All Episodes

October 28, 2019 15 mins

Editorial advice provided by Ariana Martinez -- thank you, Ariana!

 

Music:

"This Our Home" by Blue Dot Sessions

"Spring Cleaning" by Blue Dot Sessions

"When the Guests Have Left" by Blue Dot Sessions

"Egomaniacal Pluck Melody" by FJX via Looperman.com

"Bebop intro in C" via Looperman.com


TRANSCRIPT

Mementos Season 1: Episode 2: A T-Shirt Hug from Dad

Lori: Welcome back to Mementos, where we talk to people about the personal meaning and deeper stories behind the items they keep. 

Lori: I’m your host, Lori Mortimer, and I’m excited to bring you Episode 2.

Lori: On this episode, we’re gonna switch gears and talk about a handmade gift. 

Lori: Handmade gifts connect the maker with the recipient. Both people are represented in the final piece. 

Lori: My husband – let’s call him Steve -- really enjoyed making toys for our kids when they were little. He hand carved and painted them Star Trek phasers (from the original series – for you nerds out there). He made them swords. He carved them little totems to wear after we watched the movie Brother Bear

Lori: And he even made them canoe paddles. We had gotten a canoe and the standard paddles that came with it were way too long for them. They were just unwieldy, and that frustrated them. So instead of just buying kid-sized paddles, my husband, Steve, bought two pieces of wood and used this hand-scrapy tool that had belonged to his grandfather, who was a carpenter. And he slowly and deliberately carved them kid-sized canoe paddles.
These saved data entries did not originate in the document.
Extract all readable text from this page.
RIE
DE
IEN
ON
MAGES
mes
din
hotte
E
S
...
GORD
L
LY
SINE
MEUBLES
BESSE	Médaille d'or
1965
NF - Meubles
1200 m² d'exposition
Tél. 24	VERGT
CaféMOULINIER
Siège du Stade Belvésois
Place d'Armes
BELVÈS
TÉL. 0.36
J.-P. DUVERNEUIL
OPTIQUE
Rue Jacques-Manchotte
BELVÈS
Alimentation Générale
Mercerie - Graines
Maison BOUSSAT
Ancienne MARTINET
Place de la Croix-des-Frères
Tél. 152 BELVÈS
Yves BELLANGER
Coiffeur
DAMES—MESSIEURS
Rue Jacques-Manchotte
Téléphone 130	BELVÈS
Like the apocryphal story of Michelangelo chipping away at the stone until David just emerged, Steve scraped away and chipped away at the wood until the paddles that were inside were revealed. 

Lori: Okay, so maybe that’s a bit much, but you know what I mean. When Steve made those paddles, he brought three generations.

Lori: Behind every handmade gift is an expression of love. It takes a lot of time and it takes intention -- and especially in today’s click-and-buy world -- it takes commitment to make something for someone else. 

Lori: Today, you’ll hear from a woman who encapsulated her relationship with and love for her dad in a hand-stitched t-shirt. she brought it with her to my house one sunny Sunday afternoon last winter.

Karen: I'm Karen Krolak. I'm an interdisciplinary artist, and most recently I've been working on a project called The Dictionary of Negative Space that looks at where we don't have words for things that relate to mourning and loss and healing after trauma.

Karen: I've come with a periwinkle blue T-shirt that has in it a hand-stitched eagle that's been reverse appliquéd. 

Lori:Karen found the shirt as a do-it-yourself kit on a clothing designer’s website. 

Karen: It dawned on me that it was something I could make for my dad that he would actually wear. Originally the kit was made with a white overall shirt, and the background you would kind of choose the color on. But when I called the company to say, “I'm making this for my dad, and my dad spills things constantly on his shirts. Is it possible to do this in a darker color?” They had actually suggested that I do it in in blues.

Karen: It's the first thing that I ever had sewed the entire garment.

Karen: I first began on the appliqué part of just sewing around all the pieces of the eagle. And I was really aware of how many stitches each little section took. And I began thinking as I was putting in each of the stitches of memories of my dad and time that we spent together and both things that kind of drive me crazy about him and things that I had not thought about in a while that we did together.

Karen: You know it has all of these little knots that are the talons. And I had decided that that's what it was going to do for the foot there because I figured that would be a good place to place all the things that kind of drove me crazy about him, was to be like I’ll just knot those up and put them in there.

 

Karen: And I really kind of made a conscious choice to make sure that when I was stitching on it that I would be thinking about him and thinking about our relationship.

Lori:Karen was drawn to the eagle design because eagles are sort of a Krolak family insignia.

Karen: I made it an eagle actually because when we were kids my younger brother had been asked in school what religion our family was. And he had told the teacher he didn't know what religion meant. 

Karen: So she had said, “Well, where do you go on either Sunday or Saturday every week?”